Director, Script, Photography, Editing: Makino Takashi
Sound, Music: Reinier van Houdt
Source: Makino Takashi

This documentary captures various real-life phenomena, reducing them to the finest grains, to be transformed into powerful visual and auditory textures, as if to reconfirm that our planet is an aggregate of light. Within it, we cannot help seeing our strivings as a people down the course of human history. A dance of light and sound that invites us to a wholly unique and transcendent moving image experience.
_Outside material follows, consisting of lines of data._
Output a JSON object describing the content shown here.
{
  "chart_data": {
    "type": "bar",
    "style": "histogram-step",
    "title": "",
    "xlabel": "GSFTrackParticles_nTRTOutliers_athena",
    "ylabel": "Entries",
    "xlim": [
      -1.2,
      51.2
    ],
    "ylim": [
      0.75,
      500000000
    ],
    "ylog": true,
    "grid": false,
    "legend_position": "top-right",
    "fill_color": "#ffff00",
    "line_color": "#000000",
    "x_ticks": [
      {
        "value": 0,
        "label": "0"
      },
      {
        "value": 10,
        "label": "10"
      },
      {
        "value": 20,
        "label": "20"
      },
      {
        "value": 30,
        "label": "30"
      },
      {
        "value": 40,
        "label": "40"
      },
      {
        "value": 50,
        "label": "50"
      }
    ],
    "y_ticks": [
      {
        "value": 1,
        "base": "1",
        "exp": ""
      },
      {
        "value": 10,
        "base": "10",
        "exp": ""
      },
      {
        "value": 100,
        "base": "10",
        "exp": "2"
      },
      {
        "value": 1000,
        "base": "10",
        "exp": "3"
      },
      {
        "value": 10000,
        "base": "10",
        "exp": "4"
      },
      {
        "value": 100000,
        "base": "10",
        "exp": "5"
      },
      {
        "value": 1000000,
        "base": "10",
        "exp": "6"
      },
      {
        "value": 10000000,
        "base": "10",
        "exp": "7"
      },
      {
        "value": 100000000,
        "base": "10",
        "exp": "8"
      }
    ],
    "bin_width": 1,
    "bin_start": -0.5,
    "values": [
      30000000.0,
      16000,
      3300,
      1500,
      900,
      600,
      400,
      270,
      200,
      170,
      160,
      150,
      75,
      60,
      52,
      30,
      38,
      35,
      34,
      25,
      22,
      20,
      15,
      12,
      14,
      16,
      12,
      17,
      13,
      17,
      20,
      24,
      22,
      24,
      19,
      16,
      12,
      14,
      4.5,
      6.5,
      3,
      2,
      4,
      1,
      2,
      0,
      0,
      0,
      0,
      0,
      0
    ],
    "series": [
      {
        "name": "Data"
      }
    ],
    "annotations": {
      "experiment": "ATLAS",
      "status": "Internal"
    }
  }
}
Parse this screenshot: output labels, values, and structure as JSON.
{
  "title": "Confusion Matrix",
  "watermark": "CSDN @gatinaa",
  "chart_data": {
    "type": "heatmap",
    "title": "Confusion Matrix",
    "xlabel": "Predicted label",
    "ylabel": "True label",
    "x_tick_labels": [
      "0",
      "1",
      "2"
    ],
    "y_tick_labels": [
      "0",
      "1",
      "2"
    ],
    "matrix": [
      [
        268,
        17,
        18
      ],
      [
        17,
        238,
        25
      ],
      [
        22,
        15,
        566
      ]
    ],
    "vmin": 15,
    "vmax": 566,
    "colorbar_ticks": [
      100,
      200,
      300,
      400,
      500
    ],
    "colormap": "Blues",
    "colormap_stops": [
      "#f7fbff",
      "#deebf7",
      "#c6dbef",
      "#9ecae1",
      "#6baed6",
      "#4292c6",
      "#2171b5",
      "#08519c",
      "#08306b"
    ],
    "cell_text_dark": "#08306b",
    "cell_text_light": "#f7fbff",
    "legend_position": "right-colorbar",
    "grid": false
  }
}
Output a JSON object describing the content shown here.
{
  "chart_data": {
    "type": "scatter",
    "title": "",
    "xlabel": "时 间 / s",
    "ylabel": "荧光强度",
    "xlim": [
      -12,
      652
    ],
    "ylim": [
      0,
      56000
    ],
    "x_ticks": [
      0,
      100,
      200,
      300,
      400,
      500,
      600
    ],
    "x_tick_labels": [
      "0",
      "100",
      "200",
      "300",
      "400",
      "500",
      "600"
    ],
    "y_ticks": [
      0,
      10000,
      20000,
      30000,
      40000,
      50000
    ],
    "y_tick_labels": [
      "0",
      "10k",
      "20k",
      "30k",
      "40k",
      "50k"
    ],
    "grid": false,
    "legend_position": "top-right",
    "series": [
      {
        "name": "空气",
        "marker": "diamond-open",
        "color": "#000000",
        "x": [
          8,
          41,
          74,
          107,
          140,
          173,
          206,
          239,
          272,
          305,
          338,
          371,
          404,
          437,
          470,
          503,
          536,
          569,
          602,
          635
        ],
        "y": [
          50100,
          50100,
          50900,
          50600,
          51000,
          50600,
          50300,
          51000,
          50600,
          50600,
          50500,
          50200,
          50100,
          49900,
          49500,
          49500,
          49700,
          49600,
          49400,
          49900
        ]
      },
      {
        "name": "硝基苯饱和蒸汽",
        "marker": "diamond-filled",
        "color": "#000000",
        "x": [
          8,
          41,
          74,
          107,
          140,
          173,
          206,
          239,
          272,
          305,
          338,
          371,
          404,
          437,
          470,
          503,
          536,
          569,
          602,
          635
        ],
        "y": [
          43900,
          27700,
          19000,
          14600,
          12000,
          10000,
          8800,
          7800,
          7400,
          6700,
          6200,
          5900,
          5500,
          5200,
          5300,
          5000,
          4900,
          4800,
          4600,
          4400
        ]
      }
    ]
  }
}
[Director’s Statement] The film’s title is of my own phrasing—it means, “Think about the stars” or “Don’t forget that we are on a star,” and it’s also the title of a project which I began in the winter of 2016. The project has taken a number of formats, including 360-degree panoramic video, music, installations, and engravings. I’ve travelled the world screening my work for the past few years. And in this dark, dismal world—with countless lives lost to all the war and terror, not to mention natural disasters caused by abnormal weather—death never left my thoughts for a single day. Yet the commonality among all human beings and living things in this world is found not only in the fact that there comes a day when we must all leave this world but also that we are all born on this little planet and continue to inhabit it. I made this film with the hope that if we can remain aware of these facts, if for only for an instant each day, then perhaps we might transcend the spheres of religion, politics, national borders, language and personal desire, so as to be connected somewhere deep down in our hearts—sharing this expression of art, sharing the light and the sounds: this World. The technique by which this film was produced greatly deviates from the forms of documentary, but I believe that this filmmaking approach—that seeks how to react to this world and how to get through it—has a fundamental connection with that of documentary filmmakers.


Makino Takashi

Born in 1978. After graduating from the Cinema Department of the Nihon University College of Art in 2001, Makino Takashi went to London to meet the Quay Brothers, receiving guidance from them in the fields of image, light, and sound. Next, he worked as a telecine colorist on theatrical releases, honing his film and video skills. In 2004 he started organizing film screenings. Using media that includes both film and video, he shoots humans, natural phenomena, cityscapes, and built objects, layering and re-assembling them in editing. His works have an extremely organic and imaginative quality that create an impression of infinite extension, which has earned them the highest praise internationally. Now based in Japan, his films, music, installations and performances have been presented in over 120 cities around the world. He has won numerous prizes at international festivals, including the Tiger Award at the Rotterdam International Film Festival in 2012, as well as other prizes including at the Hamburg International Short Film Festival, the Moscow International Experimental Film Festival, 25FPS International Experimental Film/Video Festival (Croatia), and the VIDEOEX Festival (the first Japanese director to win prizes at all festivals listed here). Served on the jury of the International Competition at YIDFF 2015.